Of the newbies coming to the Big East conference (Houston, Memphis, Temple, SMU, UCF), Temple seems to have the best chance at making an impact, although filling the shoes of Notre Dame is unlikely. The Owls have made it to the postseason 10 times, including a stretch of eight consecutive trips, from 2004 to 2011 but the rest of the bunch, well, they are rather pitiful, as combined they have three NCAA appearances in the last decade.

On the flip side, the acquisition of Notre Dame is great news for the ACC. The conference, from top to bottom, will arguably become the most competitive, but it hasn’t had a national champion since Maryland in 2006, and the only other title came in 1994 thanks to a buzzerbeating three-pointer by North Carolina's Charlotte Smith. (The ACC, though, has announced plans to expand its conference basketball tournament to 14 teams, which will soon be a problem with Notre Dame now the 15th team.)
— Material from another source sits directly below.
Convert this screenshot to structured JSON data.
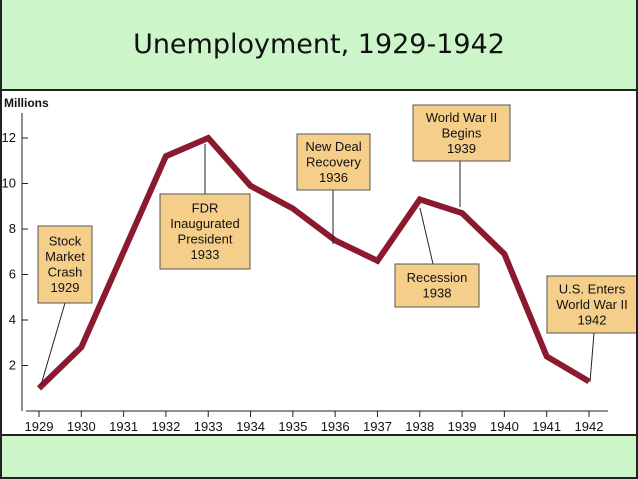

Still the idea of seeing Notre Dame face Maryland, Duke and North Carolina multiple times year is going to make a lot of people tune in … especially recruits.

On a national scale, however, conferences beat their chests and attract recruits by bragging about the number of national championships they’ve won. Currently the SEC and Big East are tied for the lead with eight national championships, thanks mostly to the dominance of Tennessee and UConn. The Pac-12 is next on the list with four national championships, but haven’t seen one since Stanford rolled in 1992.

Recently the Big 12 has moved up the charts with a tally of three national championships, thanks to Texas A&M and Baylor winning back-to-back titles. With Brittney Griner, the Bears are the odds-on favorite to do it again this year, but in theory, it will be an easier road since they won’t have to face Texas A&M in conference, as the Aggies are now in the SEC.

Meanwhile, just when people were thinking the SEC was falling off of the national scene because the Pat Summitt era came to an end, here comes Texas A&M to liven things up.

So where does that leave us? In the Big Six conferences, the most competitive women’s basketball will be played in the ACC (when Notre Dame arrives, which has still not been determined), followed by the SEC, Big 12, Big East, Pac-12 and Big Ten.  But as far as the arms race for national championships is concerned, the SEC and Big East will still rule the roost.

Another prediction for ya: The Big East will pass the SEC for the most national championships in 2014 during the sophomore year of incoming Huskies Breanna Stewart, Moriah Jefferson and Morgan Tuck.